Compute the temporal dct complexity between 2 images.

The dct temporal complexity \(H_{\text{dct}} \in \mathbb{R}^+\) is defined as follow:

\[\begin{split}\begin{cases} H_{\text{dct}} = \frac{1}{n_{\text{blocs}}} \sum\limits_{m=1}^{n_{\text{blocs}}} \left| H_{m,t} - H_{m,t-1} \right| \\ H_{m,t} = \frac{1}{s^2} \sum\limits_{i=1}^s \sum\limits_{j=1}^s e^{\left(\frac{ij}{s^2}\right)^2-1} \left|\mathscr{D}_{m,t}(i,j)\right| \\ \mathscr{D}_{m,t}(i,j) = \begin{cases} 0 & \text{if } i + j = 2 \\ \mathscr{F}_{m,t}(i,j) & \text{otherwise} \\ \end{cases} \\ \end{cases}\end{split}\]

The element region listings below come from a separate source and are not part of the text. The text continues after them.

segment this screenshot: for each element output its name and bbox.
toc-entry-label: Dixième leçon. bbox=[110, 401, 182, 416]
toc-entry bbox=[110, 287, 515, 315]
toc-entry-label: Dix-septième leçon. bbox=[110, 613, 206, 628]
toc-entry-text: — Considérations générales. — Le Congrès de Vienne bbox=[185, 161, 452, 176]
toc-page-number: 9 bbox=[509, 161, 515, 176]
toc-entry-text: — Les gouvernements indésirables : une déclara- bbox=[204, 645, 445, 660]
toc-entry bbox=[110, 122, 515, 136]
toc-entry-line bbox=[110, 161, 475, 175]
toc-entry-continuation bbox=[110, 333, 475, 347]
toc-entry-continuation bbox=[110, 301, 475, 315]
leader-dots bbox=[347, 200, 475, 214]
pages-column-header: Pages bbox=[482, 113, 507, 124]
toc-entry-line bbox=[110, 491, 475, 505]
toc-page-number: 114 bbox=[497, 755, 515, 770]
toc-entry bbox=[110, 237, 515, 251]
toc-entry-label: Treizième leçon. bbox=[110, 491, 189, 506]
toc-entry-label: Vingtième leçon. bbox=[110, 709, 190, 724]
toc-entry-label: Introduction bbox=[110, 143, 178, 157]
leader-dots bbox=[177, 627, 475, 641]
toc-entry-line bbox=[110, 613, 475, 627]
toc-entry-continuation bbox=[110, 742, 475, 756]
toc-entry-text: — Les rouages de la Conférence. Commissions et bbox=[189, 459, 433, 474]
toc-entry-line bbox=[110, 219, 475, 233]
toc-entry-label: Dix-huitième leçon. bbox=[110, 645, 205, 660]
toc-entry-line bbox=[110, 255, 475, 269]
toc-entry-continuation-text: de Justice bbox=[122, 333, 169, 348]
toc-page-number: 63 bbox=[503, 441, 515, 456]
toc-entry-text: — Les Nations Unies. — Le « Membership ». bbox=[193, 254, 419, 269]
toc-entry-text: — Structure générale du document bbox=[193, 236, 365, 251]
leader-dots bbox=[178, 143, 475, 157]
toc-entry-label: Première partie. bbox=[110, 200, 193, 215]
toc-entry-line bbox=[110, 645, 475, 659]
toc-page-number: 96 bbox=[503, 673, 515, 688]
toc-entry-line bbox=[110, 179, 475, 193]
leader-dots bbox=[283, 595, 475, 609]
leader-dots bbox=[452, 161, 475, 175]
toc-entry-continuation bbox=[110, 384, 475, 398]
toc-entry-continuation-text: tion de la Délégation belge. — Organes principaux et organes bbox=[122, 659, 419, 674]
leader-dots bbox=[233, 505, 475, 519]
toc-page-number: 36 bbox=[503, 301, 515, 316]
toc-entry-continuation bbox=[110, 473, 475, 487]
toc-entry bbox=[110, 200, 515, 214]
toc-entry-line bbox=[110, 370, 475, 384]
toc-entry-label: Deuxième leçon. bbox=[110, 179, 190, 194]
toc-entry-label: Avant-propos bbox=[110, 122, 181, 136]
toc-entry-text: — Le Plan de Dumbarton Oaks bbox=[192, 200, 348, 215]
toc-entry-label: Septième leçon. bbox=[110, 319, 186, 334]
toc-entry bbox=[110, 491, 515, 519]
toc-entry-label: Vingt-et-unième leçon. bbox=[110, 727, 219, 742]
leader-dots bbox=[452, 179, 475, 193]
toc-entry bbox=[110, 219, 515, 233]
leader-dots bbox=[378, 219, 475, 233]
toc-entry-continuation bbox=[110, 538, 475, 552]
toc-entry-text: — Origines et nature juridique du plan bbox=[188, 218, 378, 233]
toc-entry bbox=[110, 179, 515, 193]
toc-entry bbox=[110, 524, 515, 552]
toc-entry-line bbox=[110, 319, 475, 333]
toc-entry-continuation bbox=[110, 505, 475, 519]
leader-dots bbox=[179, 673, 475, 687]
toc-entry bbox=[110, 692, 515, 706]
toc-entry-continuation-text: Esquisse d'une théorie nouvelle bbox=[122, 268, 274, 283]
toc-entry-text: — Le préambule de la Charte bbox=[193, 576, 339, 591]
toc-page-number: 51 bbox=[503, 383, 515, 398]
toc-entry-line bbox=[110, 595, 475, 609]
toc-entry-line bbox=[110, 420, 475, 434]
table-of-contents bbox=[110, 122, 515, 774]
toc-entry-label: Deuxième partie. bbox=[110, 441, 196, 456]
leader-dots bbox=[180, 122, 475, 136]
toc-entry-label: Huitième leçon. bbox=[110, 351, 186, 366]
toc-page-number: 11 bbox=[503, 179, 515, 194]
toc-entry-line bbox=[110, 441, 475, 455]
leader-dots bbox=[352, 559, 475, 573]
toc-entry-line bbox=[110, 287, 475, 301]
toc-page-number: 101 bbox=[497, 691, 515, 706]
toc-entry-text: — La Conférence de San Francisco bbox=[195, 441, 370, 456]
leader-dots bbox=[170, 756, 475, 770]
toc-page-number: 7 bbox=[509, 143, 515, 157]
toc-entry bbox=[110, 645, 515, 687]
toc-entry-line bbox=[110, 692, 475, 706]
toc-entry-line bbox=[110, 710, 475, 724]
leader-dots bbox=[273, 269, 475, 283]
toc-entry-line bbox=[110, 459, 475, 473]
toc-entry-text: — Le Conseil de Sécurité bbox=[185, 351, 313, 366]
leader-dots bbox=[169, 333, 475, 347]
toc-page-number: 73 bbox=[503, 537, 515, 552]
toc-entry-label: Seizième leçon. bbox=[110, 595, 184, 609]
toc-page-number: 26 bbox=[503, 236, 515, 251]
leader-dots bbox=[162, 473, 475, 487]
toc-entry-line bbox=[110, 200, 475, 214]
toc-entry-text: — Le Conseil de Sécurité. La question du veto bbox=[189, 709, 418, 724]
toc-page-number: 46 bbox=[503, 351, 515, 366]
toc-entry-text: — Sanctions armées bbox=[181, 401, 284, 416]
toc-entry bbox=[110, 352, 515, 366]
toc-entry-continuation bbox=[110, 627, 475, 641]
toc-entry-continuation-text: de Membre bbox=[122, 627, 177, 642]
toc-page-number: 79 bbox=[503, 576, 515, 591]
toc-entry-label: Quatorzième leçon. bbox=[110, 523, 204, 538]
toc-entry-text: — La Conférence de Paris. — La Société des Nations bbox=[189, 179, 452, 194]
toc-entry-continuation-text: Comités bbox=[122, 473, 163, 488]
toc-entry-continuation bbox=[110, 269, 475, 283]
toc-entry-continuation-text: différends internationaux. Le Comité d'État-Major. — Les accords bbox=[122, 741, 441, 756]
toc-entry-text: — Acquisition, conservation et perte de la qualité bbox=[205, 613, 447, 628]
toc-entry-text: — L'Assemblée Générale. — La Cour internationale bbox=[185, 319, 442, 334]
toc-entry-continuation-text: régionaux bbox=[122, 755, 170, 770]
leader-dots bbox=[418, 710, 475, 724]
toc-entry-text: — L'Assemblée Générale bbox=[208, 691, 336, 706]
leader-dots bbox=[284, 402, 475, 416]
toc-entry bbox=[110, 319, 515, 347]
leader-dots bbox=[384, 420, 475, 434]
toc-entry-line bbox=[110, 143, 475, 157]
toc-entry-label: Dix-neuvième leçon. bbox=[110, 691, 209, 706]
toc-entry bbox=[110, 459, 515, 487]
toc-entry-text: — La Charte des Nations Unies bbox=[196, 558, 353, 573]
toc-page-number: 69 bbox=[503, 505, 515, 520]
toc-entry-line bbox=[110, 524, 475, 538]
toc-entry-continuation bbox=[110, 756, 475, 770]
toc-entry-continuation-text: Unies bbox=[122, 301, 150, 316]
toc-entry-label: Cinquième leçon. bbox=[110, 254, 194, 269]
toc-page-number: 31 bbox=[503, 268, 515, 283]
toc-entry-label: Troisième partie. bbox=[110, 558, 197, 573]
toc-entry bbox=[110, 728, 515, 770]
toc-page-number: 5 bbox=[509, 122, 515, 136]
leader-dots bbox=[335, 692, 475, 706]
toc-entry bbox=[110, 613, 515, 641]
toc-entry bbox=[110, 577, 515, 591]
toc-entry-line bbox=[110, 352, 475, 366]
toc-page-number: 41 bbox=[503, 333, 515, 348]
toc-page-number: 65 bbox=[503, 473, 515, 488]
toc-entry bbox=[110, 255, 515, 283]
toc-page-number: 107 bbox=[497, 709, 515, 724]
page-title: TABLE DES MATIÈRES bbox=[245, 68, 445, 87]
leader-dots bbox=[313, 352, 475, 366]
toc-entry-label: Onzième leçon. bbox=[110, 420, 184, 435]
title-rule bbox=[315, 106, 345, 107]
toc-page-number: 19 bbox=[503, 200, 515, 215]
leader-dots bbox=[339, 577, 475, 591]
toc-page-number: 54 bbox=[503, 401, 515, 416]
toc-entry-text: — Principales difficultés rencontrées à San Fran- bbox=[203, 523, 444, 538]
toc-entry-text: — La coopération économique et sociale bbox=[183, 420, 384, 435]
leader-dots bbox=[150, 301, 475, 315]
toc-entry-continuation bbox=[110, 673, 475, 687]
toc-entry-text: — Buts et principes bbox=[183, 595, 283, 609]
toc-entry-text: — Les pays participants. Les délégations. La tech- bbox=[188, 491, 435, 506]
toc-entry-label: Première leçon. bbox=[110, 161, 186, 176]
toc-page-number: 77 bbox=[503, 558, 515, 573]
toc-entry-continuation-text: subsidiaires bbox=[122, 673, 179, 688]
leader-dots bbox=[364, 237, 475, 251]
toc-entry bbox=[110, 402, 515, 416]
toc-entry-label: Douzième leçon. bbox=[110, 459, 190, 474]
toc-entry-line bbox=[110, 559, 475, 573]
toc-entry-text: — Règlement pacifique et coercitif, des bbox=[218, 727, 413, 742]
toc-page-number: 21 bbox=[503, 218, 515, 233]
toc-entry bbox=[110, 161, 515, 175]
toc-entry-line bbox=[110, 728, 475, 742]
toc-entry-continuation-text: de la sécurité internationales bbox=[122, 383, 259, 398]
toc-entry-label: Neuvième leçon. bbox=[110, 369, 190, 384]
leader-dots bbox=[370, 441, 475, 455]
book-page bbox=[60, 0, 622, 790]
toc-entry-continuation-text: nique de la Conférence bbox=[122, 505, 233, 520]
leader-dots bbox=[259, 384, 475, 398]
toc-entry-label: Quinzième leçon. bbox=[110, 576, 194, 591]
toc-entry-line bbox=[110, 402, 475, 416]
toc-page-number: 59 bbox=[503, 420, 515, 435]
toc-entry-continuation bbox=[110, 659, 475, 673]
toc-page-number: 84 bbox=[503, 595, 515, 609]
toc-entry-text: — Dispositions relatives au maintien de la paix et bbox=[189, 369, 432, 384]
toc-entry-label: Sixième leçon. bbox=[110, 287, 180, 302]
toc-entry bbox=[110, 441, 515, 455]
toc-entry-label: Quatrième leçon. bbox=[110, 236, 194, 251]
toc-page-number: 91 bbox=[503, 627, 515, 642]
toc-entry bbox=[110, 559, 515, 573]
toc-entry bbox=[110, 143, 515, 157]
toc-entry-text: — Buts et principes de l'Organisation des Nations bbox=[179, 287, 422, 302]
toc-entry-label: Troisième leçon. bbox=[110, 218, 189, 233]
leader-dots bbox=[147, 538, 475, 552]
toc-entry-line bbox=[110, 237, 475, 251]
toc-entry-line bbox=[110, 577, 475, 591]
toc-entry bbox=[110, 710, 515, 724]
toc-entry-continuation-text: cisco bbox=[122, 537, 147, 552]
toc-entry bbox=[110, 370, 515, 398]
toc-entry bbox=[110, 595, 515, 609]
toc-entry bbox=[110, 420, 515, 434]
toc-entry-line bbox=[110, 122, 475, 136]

With \(\mathscr{F}_{m,t}(i,j)\) the DCT-II applied to the patch \(m\) of the image \(t\), calculated by the function compute_dct(). The patches cover the full image and are not overlapping.

Parameters¶

imgsarraylike: The Y[UV] images, of shape ([*batch], 2, height, width, [channels]). Only the Y component is used. It has to be in range [0, 1].
threads, patch:: Same as spatial_dct().

Returns¶

temporal_dctarraylike: The \(H_{dct} \in \mathbb{R}^+\) scalar for each couple of image (of shape batch).

Notes¶

It is inspired by the paper A NEW ENERGY FUNCTION FOR SEGMENTATION AND COMPRESSION.
The VCA tool offers an optimized version of a similar metric. The result is close to the h column of the .csv file generated with ffmpeg -i video.mp4 -f yuv4mpegpipe - | vca --y4m --input stdin --no-lowpass --complexity-csv result.csv.
This function can be called by cutcutcodec metric video.mp4 --temporal-dct -o result.json.

Examples¶

>>> import numpy as np
>>> from cutcutcodec.core.analysis.video.complexity import temporal_dct
>>> np.random.seed(0)
>>> imgs = np.random.random((2, 720, 1080, 3))  # It could also be a torch array list...
>>> temporal_dct(imgs).round(2)
array([0.03])
>>>